Through all these changes, at least one thing has remained constant: the world's biggest name institutions are still everyone's first choice. America's Ivy League universities have huge amounts of cash, and they and Britain's Oxbridge retain huge cachet, which help them continue to procure everything from the finest libraries and laboratories to the best professors and students. "The competition is hotting up, but for the absolute top universities, we can stand tall," says Tim Lankester, president of Oxford's Corpus Christi College, who recently stepped down after three years as the chairman of Oxford's admissions committee. "I don't want to sound complacent, but we offer the best."

But even Britain's best can't compete with the multibillion-dollar treasuries of the Ivy League.
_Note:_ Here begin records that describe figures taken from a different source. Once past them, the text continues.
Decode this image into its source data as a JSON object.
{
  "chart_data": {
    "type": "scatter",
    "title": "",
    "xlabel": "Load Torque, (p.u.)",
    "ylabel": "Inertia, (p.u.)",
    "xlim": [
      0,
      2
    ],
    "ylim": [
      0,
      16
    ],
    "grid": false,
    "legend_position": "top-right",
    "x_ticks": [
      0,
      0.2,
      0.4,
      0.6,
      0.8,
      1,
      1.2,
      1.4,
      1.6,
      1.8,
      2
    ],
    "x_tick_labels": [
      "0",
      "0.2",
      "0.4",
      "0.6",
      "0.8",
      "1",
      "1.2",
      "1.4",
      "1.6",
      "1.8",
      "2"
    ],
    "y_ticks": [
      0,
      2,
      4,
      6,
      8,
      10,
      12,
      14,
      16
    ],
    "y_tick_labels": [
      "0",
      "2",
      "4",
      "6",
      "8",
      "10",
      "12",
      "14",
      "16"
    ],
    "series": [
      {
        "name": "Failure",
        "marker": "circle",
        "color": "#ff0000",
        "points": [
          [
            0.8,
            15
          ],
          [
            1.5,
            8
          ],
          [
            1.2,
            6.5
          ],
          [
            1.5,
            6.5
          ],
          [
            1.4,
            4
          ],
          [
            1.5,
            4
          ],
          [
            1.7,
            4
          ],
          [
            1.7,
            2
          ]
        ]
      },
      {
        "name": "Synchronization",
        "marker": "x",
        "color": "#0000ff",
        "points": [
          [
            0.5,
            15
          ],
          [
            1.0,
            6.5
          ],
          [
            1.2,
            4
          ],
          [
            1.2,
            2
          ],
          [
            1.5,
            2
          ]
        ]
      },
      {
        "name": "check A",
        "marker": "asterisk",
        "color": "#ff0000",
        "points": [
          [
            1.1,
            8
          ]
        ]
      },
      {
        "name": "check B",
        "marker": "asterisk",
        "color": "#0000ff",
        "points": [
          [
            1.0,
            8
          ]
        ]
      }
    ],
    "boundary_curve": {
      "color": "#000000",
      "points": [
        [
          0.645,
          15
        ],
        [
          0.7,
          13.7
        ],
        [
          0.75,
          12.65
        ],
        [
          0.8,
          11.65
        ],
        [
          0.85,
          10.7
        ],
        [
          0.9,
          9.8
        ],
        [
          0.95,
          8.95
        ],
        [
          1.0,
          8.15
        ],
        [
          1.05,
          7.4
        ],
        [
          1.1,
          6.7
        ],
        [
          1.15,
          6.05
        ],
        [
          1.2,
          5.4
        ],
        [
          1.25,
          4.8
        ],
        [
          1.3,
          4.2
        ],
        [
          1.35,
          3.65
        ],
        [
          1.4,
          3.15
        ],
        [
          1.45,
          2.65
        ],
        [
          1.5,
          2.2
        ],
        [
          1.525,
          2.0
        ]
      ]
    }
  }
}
At the beginning of this school year, Harvard used its endowment of $28 billion (more than all of Britain's universities combined) to make a move few other schools could afford, announcing that henceforth all students from families making less than $60,000 a year would enjoy a completely free ride. That has made Harvard one of the cheapest options for working- and middle-class students, assuming they can get in, of course.

At the tier just below the very top, however, America and Europe are losing their monopoly on prestigious degrees. "Australia, Canada, Russia and Hong Kong are all higher-education hot spots now," says Catharine Stimpson, dean of New York University. "Everyone wants to be everywhere." And, ultimately, that is exactly where the most successful educational establishments of the future will enable their scholars to be. Get ready for more U.S. students making Beijin— home-and more Chinese students cheerleading in Boston.